As Lionel Wickham observes, the controversy established the parameters of the later patristic understanding of the incarnation.2 ‘The classic picture of Christ the God-man is the picture that Cyril persuaded Christians was the true, the only credible, Christ.’ He may have had the best of the argument, but was he entirely fair to Nestorius, ‘neither by the assumption of a merely [my italics] outward appearance (prosopon)? The rehabilitation of Nestorius began with the discovery of his apologia The Bazaar of Heracleides at the end of the ninteenth century. Its dating (did all or it or parts precede or follow the Council?) is uncertain.3 Nevertheless, it sheds some light on how ‘the assumption of an outward appearance’ might work. I am old enough to remember the last days of the magic lantern. Indeed, I possessed a battery-powered version. One trick was to pass two slides in opposite directions before the lens until they met in the middle, so that two distinct frames coincided exactly to project a single image. Perhaps the model would have appealed to Nestorius. Luigi Scipioni has shown4 how his thought was dominated by the idea of the second Adam in Romans 5.12, who learned obedience through the things that he suffered, until the man assumed achieved a perfect coincidence with the one who had assumed him. The idea may well prove attractive to those who are no longer entirely at ease with concepts of ‘substance’ and ‘hypostasis’.

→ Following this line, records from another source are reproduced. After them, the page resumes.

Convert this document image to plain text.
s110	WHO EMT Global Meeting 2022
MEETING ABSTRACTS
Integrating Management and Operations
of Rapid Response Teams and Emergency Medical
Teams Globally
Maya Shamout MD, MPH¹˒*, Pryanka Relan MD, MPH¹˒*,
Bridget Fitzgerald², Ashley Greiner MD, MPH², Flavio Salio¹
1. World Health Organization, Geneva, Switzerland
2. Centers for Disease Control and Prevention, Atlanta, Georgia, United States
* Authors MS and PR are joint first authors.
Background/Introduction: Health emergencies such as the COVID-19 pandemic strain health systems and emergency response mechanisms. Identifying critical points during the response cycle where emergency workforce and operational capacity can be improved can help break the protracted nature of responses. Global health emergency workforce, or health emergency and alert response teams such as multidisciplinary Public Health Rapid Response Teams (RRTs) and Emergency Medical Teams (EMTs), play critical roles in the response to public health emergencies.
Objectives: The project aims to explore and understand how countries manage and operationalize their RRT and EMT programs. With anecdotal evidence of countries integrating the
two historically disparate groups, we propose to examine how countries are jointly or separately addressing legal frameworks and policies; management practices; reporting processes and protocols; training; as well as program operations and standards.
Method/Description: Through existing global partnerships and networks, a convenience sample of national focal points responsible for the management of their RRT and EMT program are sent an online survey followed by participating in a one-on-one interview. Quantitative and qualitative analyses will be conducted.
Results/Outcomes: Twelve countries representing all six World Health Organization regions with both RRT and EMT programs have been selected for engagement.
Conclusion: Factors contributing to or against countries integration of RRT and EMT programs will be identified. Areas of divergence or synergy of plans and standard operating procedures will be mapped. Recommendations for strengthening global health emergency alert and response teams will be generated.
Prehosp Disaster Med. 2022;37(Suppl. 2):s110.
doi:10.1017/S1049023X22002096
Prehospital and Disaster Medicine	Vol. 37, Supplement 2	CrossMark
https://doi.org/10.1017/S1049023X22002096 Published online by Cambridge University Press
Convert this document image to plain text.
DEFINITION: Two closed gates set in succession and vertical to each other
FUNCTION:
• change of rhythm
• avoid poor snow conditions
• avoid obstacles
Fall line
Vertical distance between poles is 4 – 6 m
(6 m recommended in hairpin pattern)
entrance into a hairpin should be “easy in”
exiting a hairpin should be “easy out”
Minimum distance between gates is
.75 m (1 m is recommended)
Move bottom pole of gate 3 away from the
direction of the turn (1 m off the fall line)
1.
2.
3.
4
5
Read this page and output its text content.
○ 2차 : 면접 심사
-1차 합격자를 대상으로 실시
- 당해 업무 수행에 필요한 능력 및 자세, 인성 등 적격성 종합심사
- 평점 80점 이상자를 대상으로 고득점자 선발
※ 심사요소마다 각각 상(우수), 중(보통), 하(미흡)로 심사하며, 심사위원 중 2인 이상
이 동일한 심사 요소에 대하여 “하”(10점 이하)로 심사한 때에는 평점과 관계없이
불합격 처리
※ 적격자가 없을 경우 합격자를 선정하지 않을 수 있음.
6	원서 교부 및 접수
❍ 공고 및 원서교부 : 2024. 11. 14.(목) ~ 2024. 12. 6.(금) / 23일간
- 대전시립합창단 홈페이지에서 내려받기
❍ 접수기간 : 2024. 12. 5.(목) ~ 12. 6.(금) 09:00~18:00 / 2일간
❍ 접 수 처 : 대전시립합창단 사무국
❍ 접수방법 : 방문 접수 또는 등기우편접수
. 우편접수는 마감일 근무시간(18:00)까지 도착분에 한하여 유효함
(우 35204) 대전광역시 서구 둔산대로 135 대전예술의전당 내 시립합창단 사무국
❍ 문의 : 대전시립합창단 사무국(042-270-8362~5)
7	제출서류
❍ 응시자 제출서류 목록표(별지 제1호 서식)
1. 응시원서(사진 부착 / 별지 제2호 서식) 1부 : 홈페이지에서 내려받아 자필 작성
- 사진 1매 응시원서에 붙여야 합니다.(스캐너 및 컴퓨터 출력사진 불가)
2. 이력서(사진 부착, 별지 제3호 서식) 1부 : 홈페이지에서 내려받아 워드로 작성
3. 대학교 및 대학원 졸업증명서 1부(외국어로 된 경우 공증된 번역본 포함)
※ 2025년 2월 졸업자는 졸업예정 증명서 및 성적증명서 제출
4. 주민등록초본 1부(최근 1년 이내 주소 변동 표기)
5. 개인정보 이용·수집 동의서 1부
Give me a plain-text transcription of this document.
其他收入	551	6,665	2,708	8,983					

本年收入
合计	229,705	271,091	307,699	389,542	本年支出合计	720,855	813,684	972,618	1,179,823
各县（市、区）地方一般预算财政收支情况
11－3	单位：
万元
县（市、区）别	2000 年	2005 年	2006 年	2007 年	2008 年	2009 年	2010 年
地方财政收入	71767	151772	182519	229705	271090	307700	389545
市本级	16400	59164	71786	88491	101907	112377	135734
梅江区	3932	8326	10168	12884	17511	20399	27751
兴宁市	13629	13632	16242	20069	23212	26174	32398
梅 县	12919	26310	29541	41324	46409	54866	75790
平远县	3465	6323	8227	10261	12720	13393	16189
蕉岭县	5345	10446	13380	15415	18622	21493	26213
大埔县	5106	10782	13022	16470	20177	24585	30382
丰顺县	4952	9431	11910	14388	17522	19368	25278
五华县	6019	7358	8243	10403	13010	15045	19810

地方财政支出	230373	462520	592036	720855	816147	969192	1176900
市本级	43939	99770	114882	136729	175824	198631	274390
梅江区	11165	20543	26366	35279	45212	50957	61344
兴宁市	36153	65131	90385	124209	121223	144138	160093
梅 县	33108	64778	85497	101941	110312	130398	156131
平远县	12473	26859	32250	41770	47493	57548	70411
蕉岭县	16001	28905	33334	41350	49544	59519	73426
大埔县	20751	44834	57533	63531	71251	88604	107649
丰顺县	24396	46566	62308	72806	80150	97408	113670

Scipioni points out that Nestorius’ christology is not to be taken in isolation. Rather, it is the starting point of his wider theology of the Christian life. ‘Christ, by his birth, deigned to transform earthly life into heavenly society (in caelestem conversationem).’ Christ is the athlete, the ascetic, par excellence, and his followers are ‘to run the race set before them, looking to Jesus who leads us to faith and brings it to perfection.’ Was this why Nestorius took such strong exception to theotokos, with its overtones of divine initiative at the expense of human effort? We can understand why Pelagius expected to find a safe refuge in Syria. St Augustine might well have had something to say, had he lived to read The Bazaar.
Hugh Bates is a retired priest in the Diocese of York.